Developer and Landlord Business Models
Most multifamily developers sell their projects upon completion. Their business plan is usually to sell at a 20 to 40 percent profit margin to an investor group, aka, landlords. Suppose newer vintage buildings trade at a roughly 5 percent cap rate. If a developer reckons they can construct a new building at costs equivalent to a 7 percent cap rate, they can sell to investors at a 5 cap and make a roughly 40 percent margin, that is, sell at 140 percent of their costs.
They could of course, hold the building and earn a higher than normal rental yield. This higher yield does not represent excess return because there are substantial risks to any construction project. Any build can easily run into large cost overruns or long delays. Developers specialize in assessing, pricing, and managing this kind of risk.
Landlords do not. They specialize in pricing and managing the risk that comes with owning and operating rental property. Thus, firm specialization dictates that a trade occur. So developers sell to landlords.
Another factor plays a role. Developers could collect their returns from bearing construction risk in the form of a higher rental yield. But by selling at a profit, they receive a large, one time cash flow. In present value terms, these two cash flows ought to be equivalent. However, in practical terms, a large upfront payout from a profitable sale allows developers to invest in the next project. This heavily pushes developers towards a quick sale.
Developers need willing buyers
Ok, so developers sell to landlords. Nevertheless, their interests still largely align.

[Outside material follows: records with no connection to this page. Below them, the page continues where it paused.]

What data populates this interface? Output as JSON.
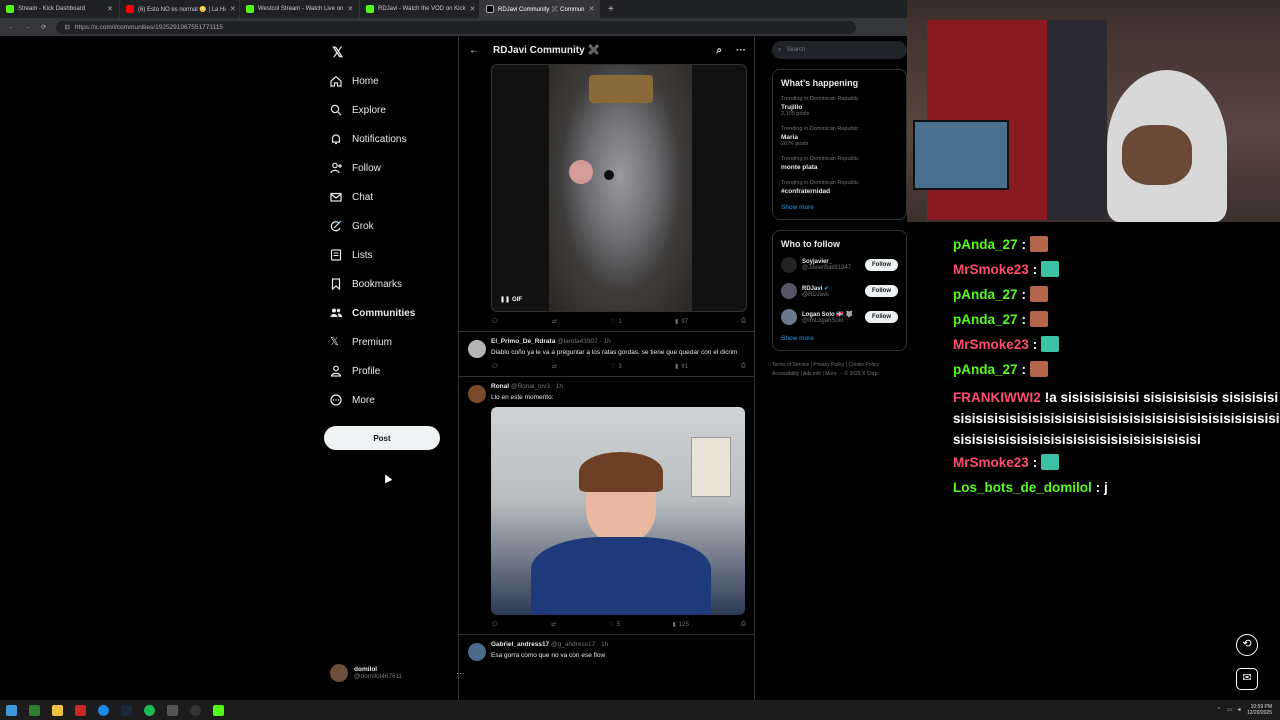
{
  "browser": {
    "tabs": [
      {
        "label": "Stream - Kick Dashboard",
        "favicon_color": "#53fc18",
        "active": false
      },
      {
        "label": "(6) Esto NO es normal 😳 | La Hi",
        "favicon_color": "#ff0000",
        "active": false
      },
      {
        "label": "Westcol Stream - Watch Live on",
        "favicon_color": "#53fc18",
        "active": false
      },
      {
        "label": "RDJavi - Watch the VOD on Kick",
        "favicon_color": "#53fc18",
        "active": false
      },
      {
        "label": "RDJavi Community ✖️ Commun",
        "favicon_color": "#e7e9ea",
        "active": true
      }
    ],
    "url": "https://x.com/i/communities/1925291967551771115"
  },
  "nav": {
    "logo": "x-logo",
    "items": [
      {
        "label": "Home",
        "icon": "home-icon"
      },
      {
        "label": "Explore",
        "icon": "search-icon"
      },
      {
        "label": "Notifications",
        "icon": "bell-icon"
      },
      {
        "label": "Follow",
        "icon": "person-add-icon"
      },
      {
        "label": "Chat",
        "icon": "mail-icon"
      },
      {
        "label": "Grok",
        "icon": "grok-icon"
      },
      {
        "label": "Lists",
        "icon": "list-icon"
      },
      {
        "label": "Bookmarks",
        "icon": "bookmark-icon"
      },
      {
        "label": "Communities",
        "icon": "communities-icon"
      },
      {
        "label": "Premium",
        "icon": "x-logo-icon"
      },
      {
        "label": "Profile",
        "icon": "person-icon"
      },
      {
        "label": "More",
        "icon": "more-circle-icon"
      }
    ],
    "post_label": "Post",
    "account": {
      "name": "domilol",
      "handle": "@domilol467611"
    }
  },
  "feed": {
    "title": "RDJavi Community ✖️",
    "gif_label": "GIF",
    "gif_post_stats": {
      "likes": "1",
      "views": "97"
    },
    "posts": [
      {
        "name": "El_Primo_De_Rdrata",
        "handle": "@landa43902",
        "time": "1h",
        "text": "Diablo coño ya le va a preguntar a los ratas gordas, se tiene que quedar con el dicrim",
        "likes": "3",
        "views": "91"
      },
      {
        "name": "Ronal",
        "handle": "@Ronal_lov3",
        "time": "1h",
        "text": "Llo en este momento:",
        "likes": "5",
        "views": "125"
      },
      {
        "name": "Gabriel_andress17",
        "handle": "@g_andress17",
        "time": "1h",
        "text": "Esa gorra como que no va con ese flow"
      }
    ]
  },
  "sidebar": {
    "search_placeholder": "Search",
    "happening_title": "What's happening",
    "trends": [
      {
        "context": "Trending in Dominican Republic",
        "name": "Trujillo",
        "count": "2,105 posts"
      },
      {
        "context": "Trending in Dominican Republic",
        "name": "Maria",
        "count": "207K posts"
      },
      {
        "context": "Trending in Dominican Republic",
        "name": "monte plata",
        "count": ""
      },
      {
        "context": "Trending in Dominican Republic",
        "name": "#confraternidad",
        "count": ""
      }
    ],
    "show_more": "Show more",
    "who_to_follow_title": "Who to follow",
    "follow_suggestions": [
      {
        "name": "Soyjavier_",
        "handle": "@JavierBati91947",
        "button": "Follow"
      },
      {
        "name": "RDJavi",
        "handle": "@RDJavii",
        "button": "Follow"
      },
      {
        "name": "Logan Solo 🇩🇴 🐺",
        "handle": "@ImLoganSolo",
        "button": "Follow"
      }
    ],
    "footer_links": [
      "Terms of Service",
      "Privacy Policy",
      "Cookie Policy",
      "Accessibility",
      "Ads info",
      "More ···",
      "© 2025 X Corp."
    ]
  },
  "chat": {
    "messages": [
      {
        "user": "pAnda_27",
        "color": "#53fc18",
        "text": "",
        "emote": "face-emote"
      },
      {
        "user": "MrSmoke23",
        "color": "#ff4d6d",
        "text": "",
        "emote": "feather-emote"
      },
      {
        "user": "pAnda_27",
        "color": "#53fc18",
        "text": "",
        "emote": "face-emote"
      },
      {
        "user": "pAnda_27",
        "color": "#53fc18",
        "text": "",
        "emote": "face-emote"
      },
      {
        "user": "MrSmoke23",
        "color": "#ff4d6d",
        "text": "",
        "emote": "feather-emote"
      },
      {
        "user": "pAnda_27",
        "color": "#53fc18",
        "text": "",
        "emote": "face-emote"
      },
      {
        "user": "FRANKIWWI2",
        "color": "#ff4d6d",
        "text": "!a sisisisisisisi sisisisisisis sisisisisisisisisisisisisisisisisisisisisisisisisisisisisisisisisisisisisisisisisisisisisisisisisisisisisisisisi",
        "emote": ""
      },
      {
        "user": "MrSmoke23",
        "color": "#ff4d6d",
        "text": "",
        "emote": "feather-emote"
      },
      {
        "user": "Los_bots_de_domilol",
        "color": "#53fc18",
        "text": ": j",
        "emote": ""
      }
    ]
  },
  "taskbar": {
    "time": "10:59 PM",
    "date": "12/20/2025"
  }
}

In order to get the right price for their finished product, developers need to sell into an environment of rising rents. This is because landlords will not purchase properties at low cap rates (or equivalently, high prices) if they expect rents to stay flat or fall. Again, rising rents, which drive capital gains, are needed to provide sufficiently high returns to clear hurdle rates. If rents are flat or falling, investors will significantly revise down the price they are willing to pay for any piece of rental property.

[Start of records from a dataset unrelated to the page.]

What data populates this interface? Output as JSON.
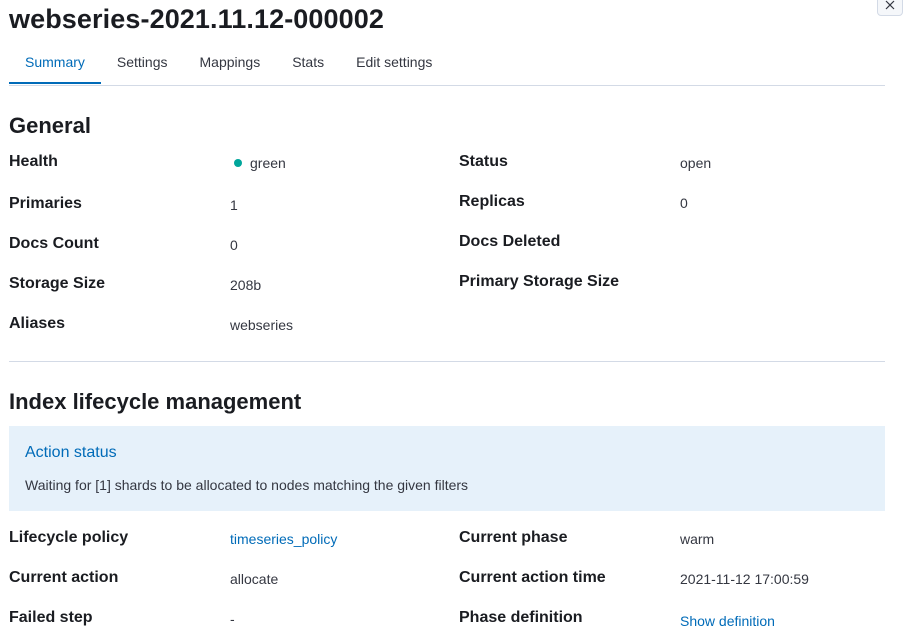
{
  "header": {
    "title": "webseries-2021.11.12-000002"
  },
  "tabs": [
    {
      "label": "Summary",
      "active": true
    },
    {
      "label": "Settings"
    },
    {
      "label": "Mappings"
    },
    {
      "label": "Stats"
    },
    {
      "label": "Edit settings"
    }
  ],
  "general": {
    "title": "General",
    "health": {
      "label": "Health",
      "value": "green",
      "color": "#00a69b"
    },
    "status": {
      "label": "Status",
      "value": "open"
    },
    "primaries": {
      "label": "Primaries",
      "value": "1"
    },
    "replicas": {
      "label": "Replicas",
      "value": "0"
    },
    "docs_count": {
      "label": "Docs Count",
      "value": "0"
    },
    "docs_deleted": {
      "label": "Docs Deleted",
      "value": ""
    },
    "storage_size": {
      "label": "Storage Size",
      "value": "208b"
    },
    "primary_storage_size": {
      "label": "Primary Storage Size",
      "value": ""
    },
    "aliases": {
      "label": "Aliases",
      "value": "webseries"
    }
  },
  "ilm": {
    "title": "Index lifecycle management",
    "action_status": {
      "title": "Action status",
      "message": "Waiting for [1] shards to be allocated to nodes matching the given filters"
    },
    "lifecycle_policy": {
      "label": "Lifecycle policy",
      "value": "timeseries_policy"
    },
    "current_phase": {
      "label": "Current phase",
      "value": "warm"
    },
    "current_action": {
      "label": "Current action",
      "value": "allocate"
    },
    "current_action_time": {
      "label": "Current action time",
      "value": "2021-11-12 17:00:59"
    },
    "failed_step": {
      "label": "Failed step",
      "value": "-"
    },
    "phase_definition": {
      "label": "Phase definition",
      "value": "Show definition"
    }
  },
  "icons": {
    "close": "close-icon",
    "health": "status-dot-icon"
  },
  "colors": {
    "accent": "#006bb8",
    "health_green": "#00a69b",
    "callout_bg": "#e6f1fa"
  }
}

The need to be able to sell into an environment where the eventual buyer will realize sufficient returns (and thus pay the right price) if they purchase the completed project is not lost on developers. Developers are keenly aware of the underwriting criteria of potential buyers and do not build if they believe the market conditions will not line up. They absolutely understand the fallacy of building into falling or flat rents only to try to offload a building sure to under-preform to a hapless investor. They know any potential investor will just lower their offer to account for the slow rent growth, and developers won’t hit their margins.
Conclusion
Developers are not the enemies of landlords. Landlords are their customers. Developers only build when they expect market conditions will be such that they can sell their projects at high prices. If rents are flat or falling, landlords simply reduce the price they are willing to pay for buildings and developers are unlikely to realize a sufficiently profitable sale to justify the substantial risks to construction. Developer and landlord interests broadly align.